# Paper Summary: Multi-Label Classification on Tree- and DAG-Structured Hierarchies

Last updated:Please note This post is mainly intended for my

personal use. It is not peer-reviewed work and should not be taken as such.

## WHAT

The authors propose a method for learning from multi-label data where the labels form an *is-a* hierarchy.

## WHY

Other approaches for structured learning in a multi-label context focus on trees only, not DAGs (which are a generalization of trees).

In the few cases they do (e.g. Barutcuoglu and Toryanskaya 2006) they focus on algorithm adaptation methods (rather than problem adaptation methods) which are restricted to a single technique.

## HOW

First they reduce the dimensionality of the label space using a technique called Kernel Density Estimation (KDE) that produces a lower-rank matrix where the depencies in the original matrix are kept.
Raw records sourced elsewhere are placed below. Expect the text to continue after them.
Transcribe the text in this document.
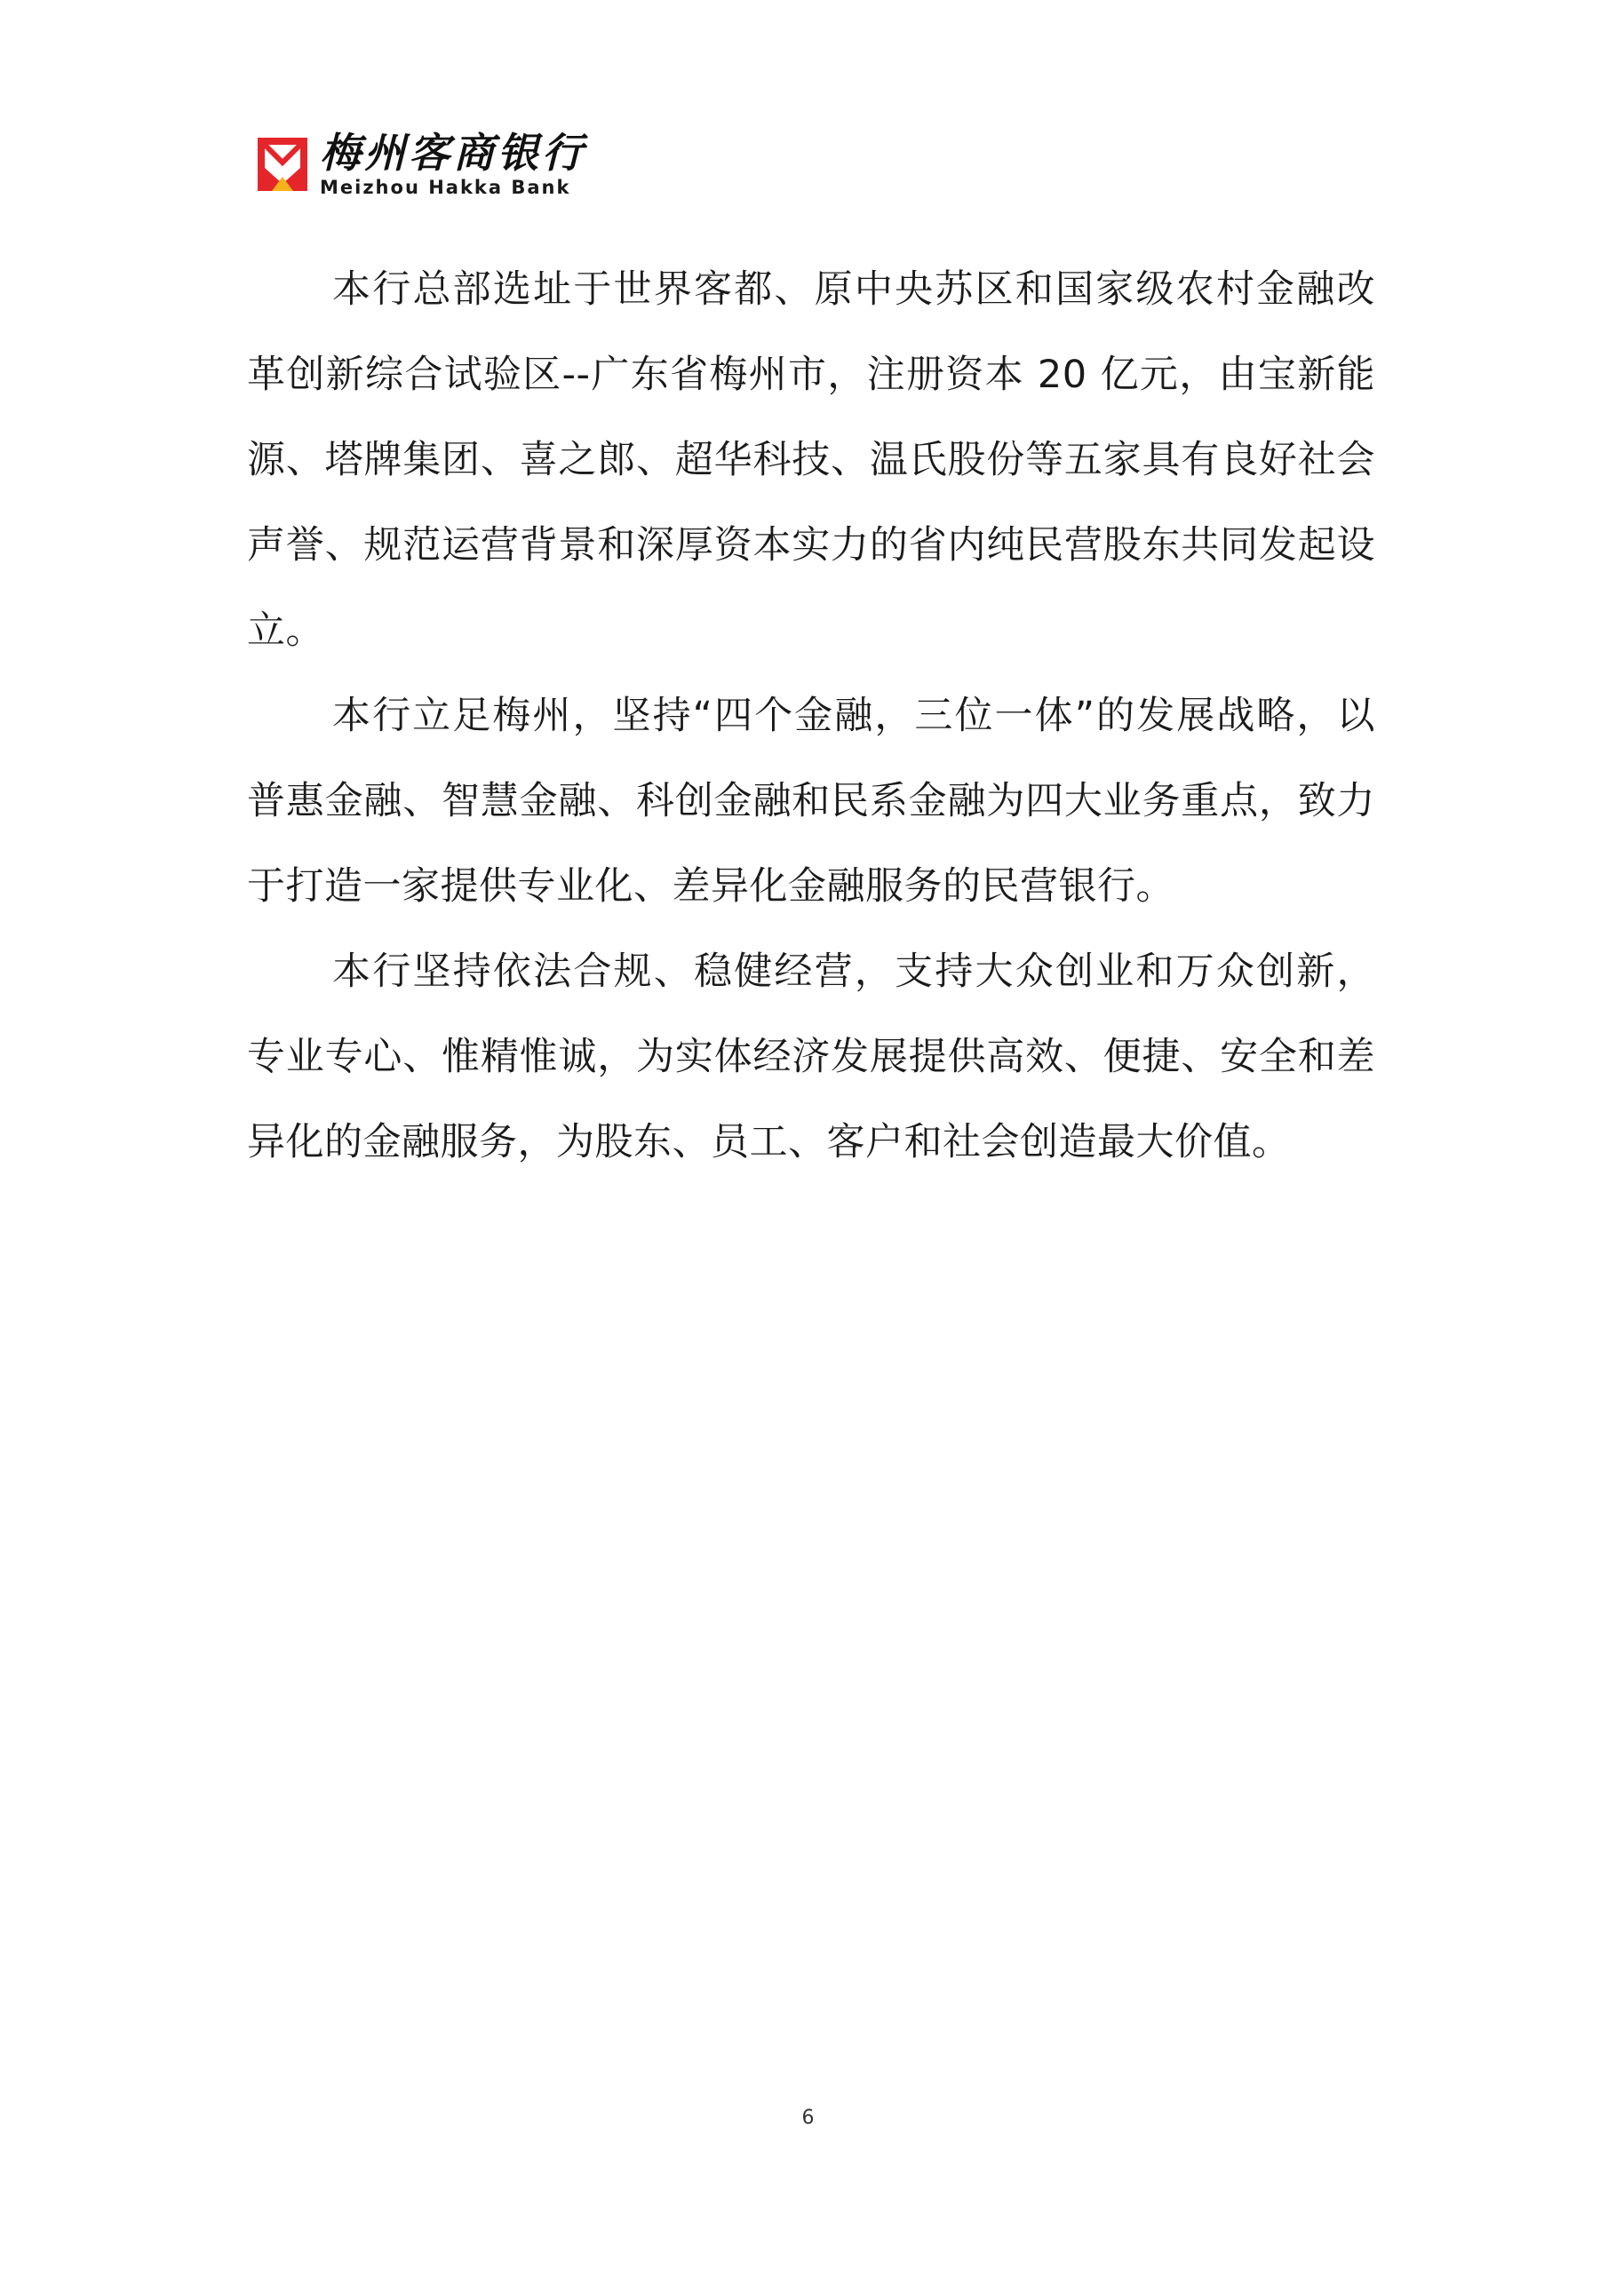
梅州客商银行
Meizhou Hakka Bank

本行总部选址于世界客都、原中央苏区和国家级农村金融改革创新综合试验区--广东省梅州市，注册资本 20 亿元，由宝新能源、塔牌集团、喜之郎、超华科技、温氏股份等五家具有良好社会声誉、规范运营背景和深厚资本实力的省内纯民营股东共同发起设立。

本行立足梅州，坚持“四个金融，三位一体”的发展战略，以普惠金融、智慧金融、科创金融和民系金融为四大业务重点，致力于打造一家提供专业化、差异化金融服务的民营银行。

本行坚持依法合规、稳健经营，支持大众创业和万众创新，专业专心、惟精惟诚，为实体经济发展提供高效、便捷、安全和差异化的金融服务，为股东、员工、客户和社会创造最大价值。

6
This happens because they use Kernel PCA instead of PCA.

Then they frame the label assignment problem as an optimization problem, with the added constraint that if a label \(l\) is given to an instance, all \( l_p \ | \ l_p \text{ is a parent of } \ l \) must also be given.

They make a few simplifying assumptions and conclude that this problem can be reduced to a well-known problem called the *fractional knapsack problem* ^{1} which in this case can be solved by an algorithm called CSSA (Condensing Sort and Select Algorithm)

## CLAIMS

The state-of-the art in DAG-structured multi-label classification

**was**a method called CLUS-HMC by Vens et al., 2008The method proposed by the authors support both tree-based and DAG-based label hierarchies and outperform CLUS-HMC and Hierarchical-SVM on multiple datasets.

## NOTES

They use an interesting metric called

**AUPRC**(Area under the Precision-Recall Curve) that's analogous to AUC but for precision-recall curves.- This is very interesting for Information Retrieval problems.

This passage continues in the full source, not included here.